The above command invokes the interactive learner. The learner reads the work done by the findTrainingData phase and shows us record pairs to mark as matches or non matches. This will build the training data for Zingg ML models tailored to our data. This is how it looks like
To build the trainign data, Zingg selects different kinds of pairs — absolute non-matches, sure matches as well as doubtful cases so that a robust training set can be built. These records are selected after a very rigorous scan of the input so that proper generalization can be made and every single variation across attributes does not have to be hand labelled by the user. The following is an example of Zingg output for our data.
The above cycle of running findTrainingData and label is repeated a few times till we have marked 30–50 matching pairs. This should be good enough to train Zingg to run on millions of records with reasonable accuracy. As the Zingg learner automatically selects the representatives and generalizes through that, we do not have to worry about each and every kind of variation in the system.
If you are unsure when to stop, you can always halt the learner, run Zingg and check its output. If not satisfied, come back and train a bit more!
In our simplistic case of only 65 examples, one round of findTrainingData and label is enough and so we can stop here. With the training data in place, we will now build the Zingg machine learning models by invoking its train phase. Internally, Zingg does hyperparameter search, feature weighing, threshold selection and other work to build a balanced model — one that does not leave out matches (recall) AND one that does not predict wrong matches (precision).
The above will build and save the models which are applied to this and any other new data to predict the matching duplicates. We do not need to retrain unless there is a change to the attributes to be matched.
Let us now run the models on our data to predict which records are indeed matches — or duplicates to each other.
When the Zingg match phase has run, we check our Snowflake instance and see that a new table with the following columns has been created.
Along with the columns from the source table, Zingg adds 3 columns to each row of the output.
The Z_CLUSTER column is the customer ID Zingg gives — matching or duplicate records get the same cluster identifier. This helps to group the matching records together.
The Z_MINSCORE column is an indicator for the least that record matched to any other record in the cluster
The Z_MAXSCORE is an indicator for the most that record matched to another record in the cluster.
To understand how well this works, let us look at the records for customer Thomas George in the output. Both the records get the same z_cluster. No other record gets the same ID. The scores are pretty good too, which means we can be confident of this match.
What happened to customer Jackson Eglinton? Here is what the output looks like for this customer.
As we can see above, the 5 records get an identifier distinct from the other records in the table. A closer look at the scores shows that the minimum score of two records is close to 0.69, which means that the confidence of these record belonging to the cluster is low. This is appropriate, as in one case, the street and address attributes are swapped. In the other, the last name is different from other records in the cluster.
We can decide how to use the scores provided by Zingg as per our business requirements. We could choose a cutoff on z_minScore or z_maxScore or take an average so as to be confident of the matches.
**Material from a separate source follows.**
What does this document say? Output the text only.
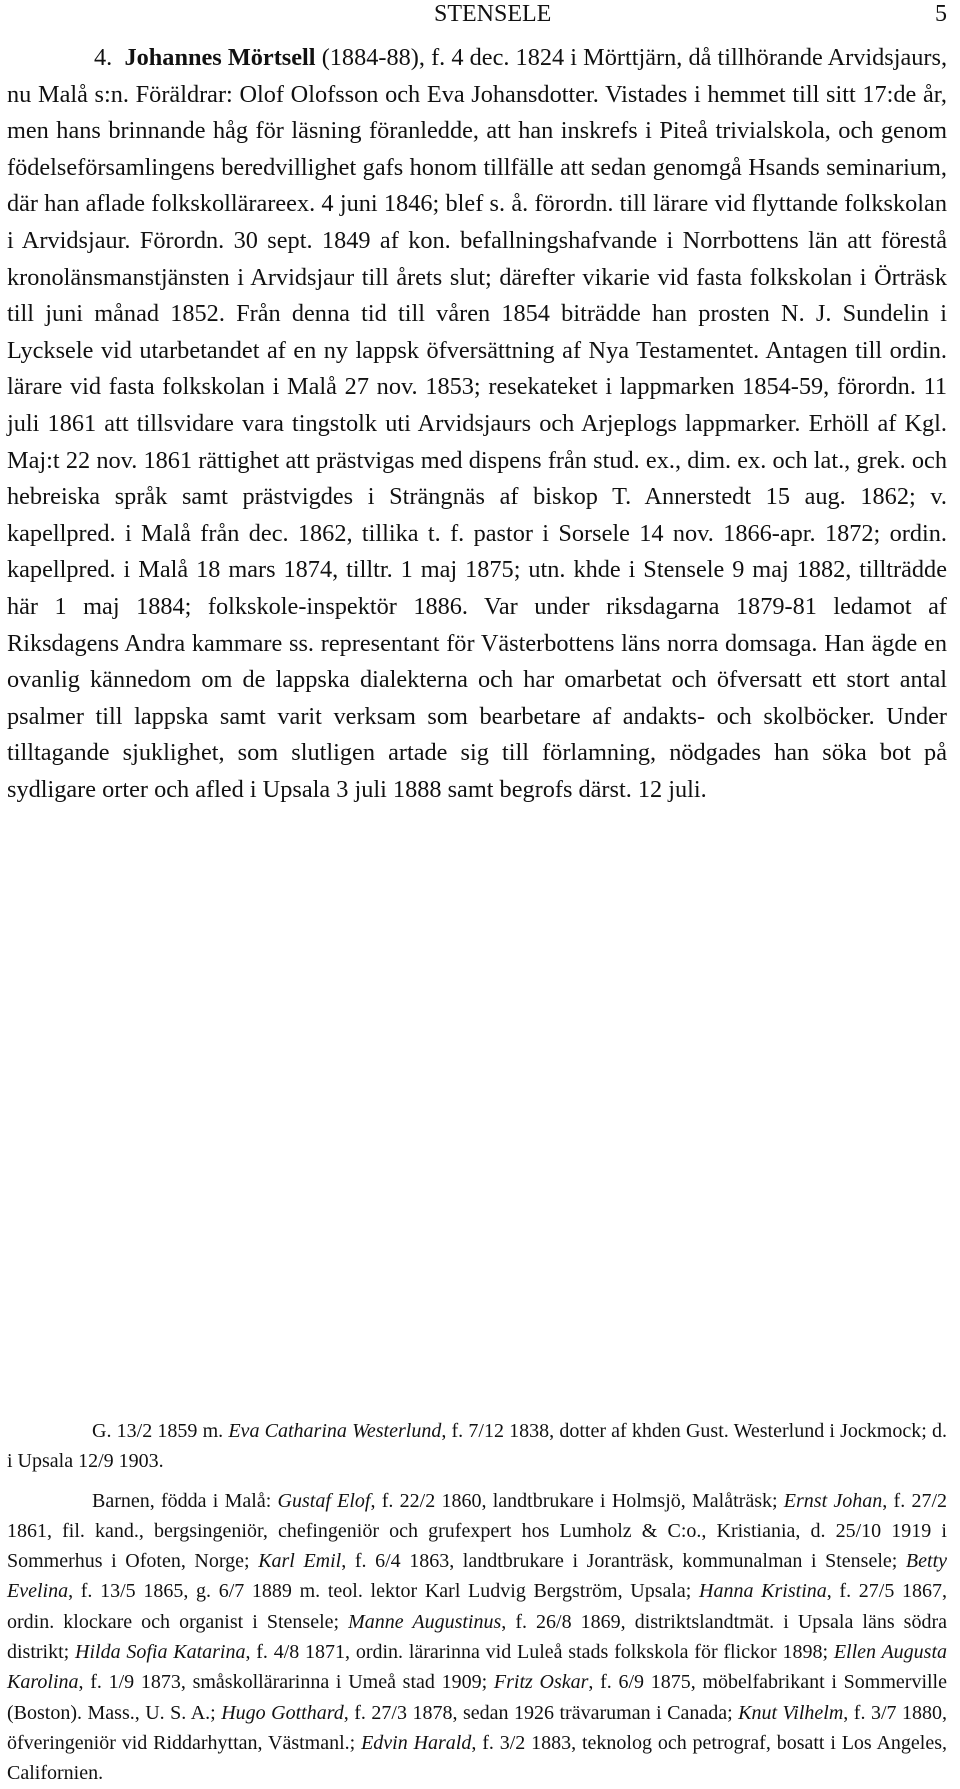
STENSELE	5

4. Johannes Mörtsell (1884-88), f. 4 dec. 1824 i Mörttjärn, då tillhörande Arvidsjaurs, nu Malå s:n. Föräldrar: Olof Olofsson och Eva Johansdotter. Vistades i hemmet till sitt 17:de år, men hans brinnande håg för läsning föranledde, att han inskrefs i Piteå trivialskola, och genom födelseförsamlingens beredvillighet gafs honom tillfälle att sedan genomgå Hsands seminarium, där han aflade folkskollärareex. 4 juni 1846; blef s. å. förordn. till lärare vid flyttande folkskolan i Arvidsjaur. Förordn. 30 sept. 1849 af kon. befallningshafvande i Norrbottens län att förestå kronolänsmanstjänsten i Arvidsjaur till årets slut; därefter vikarie vid fasta folkskolan i Örträsk till juni månad 1852. Från denna tid till våren 1854 biträdde han prosten N. J. Sundelin i Lycksele vid utarbetandet af en ny lappsk öfversättning af Nya Testamentet. Antagen till ordin. lärare vid fasta folkskolan i Malå 27 nov. 1853; resekateket i lappmarken 1854-59, förordn. 11 juli 1861 att tillsvidare vara tingstolk uti Arvidsjaurs och Arjeplogs lappmarker. Erhöll af Kgl. Maj:t 22 nov. 1861 rättighet att prästvigas med dispens från stud. ex., dim. ex. och lat., grek. och hebreiska språk samt prästvigdes i Strängnäs af biskop T. Annerstedt 15 aug. 1862; v. kapellpred. i Malå från dec. 1862, tillika t. f. pastor i Sorsele 14 nov. 1866-apr. 1872; ordin. kapellpred. i Malå 18 mars 1874, tilltr. 1 maj 1875; utn. khde i Stensele 9 maj 1882, tillträdde här 1 maj 1884; folkskole-inspektör 1886. Var under riksdagarna 1879-81 ledamot af Riksdagens Andra kammare ss. representant för Västerbottens läns norra domsaga. Han ägde en ovanlig kännedom om de lappska dialekterna och har omarbetat och öfversatt ett stort antal psalmer till lappska samt varit verksam som bearbetare af andakts- och skolböcker. Under tilltagande sjuklighet, som slutligen artade sig till förlamning, nödgades han söka bot på sydligare orter och afled i Upsala 3 juli 1888 samt begrofs därst. 12 juli.

G. 13/2 1859 m. Eva Catharina Westerlund, f. 7/12 1838, dotter af khden Gust. Westerlund i Jockmock; d. i Upsala 12/9 1903.

Barnen, födda i Malå: Gustaf Elof, f. 22/2 1860, landtbrukare i Holmsjö, Malåträsk; Ernst Johan, f. 27/2 1861, fil. kand., bergsingeniör, chefingeniör och grufexpert hos Lumholz & C:o., Kristiania, d. 25/10 1919 i Sommerhus i Ofoten, Norge; Karl Emil, f. 6/4 1863, landtbrukare i Joranträsk, kommunalman i Stensele; Betty Evelina, f. 13/5 1865, g. 6/7 1889 m. teol. lektor Karl Ludvig Bergström, Upsala; Hanna Kristina, f. 27/5 1867, ordin. klockare och organist i Stensele; Manne Augustinus, f. 26/8 1869, distriktslandtmät. i Upsala läns södra distrikt; Hilda Sofia Katarina, f. 4/8 1871, ordin. lärarinna vid Luleå stads folkskola för flickor 1898; Ellen Augusta Karolina, f. 1/9 1873, småskollärarinna i Umeå stad 1909; Fritz Oskar, f. 6/9 1875, möbelfabrikant i Sommerville (Boston). Mass., U. S. A.; Hugo Gotthard, f. 27/3 1878, sedan 1926 trävaruman i Canada; Knut Vilhelm, f. 3/7 1880, öfveringeniör vid Riddarhyttan, Västmanl.; Edvin Harald, f. 3/2 1883, teknolog och petrograf, bosatt i Los Angeles, Californien.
We can send the records that fall below our cutoff to another workflow — likely human review.
In the most likely scenario, the output of Zingg is used further along in the data pipeline as the definitive source of entity data. Zingg output either gets picked up for transformations by dbt and used thereof, or Zingg output is streamed to the lakehouse and utilized for data science.
We can confidently use the resolved entities downstream as we are sure that we have taken care of the duplicates and our dimensions are reliable!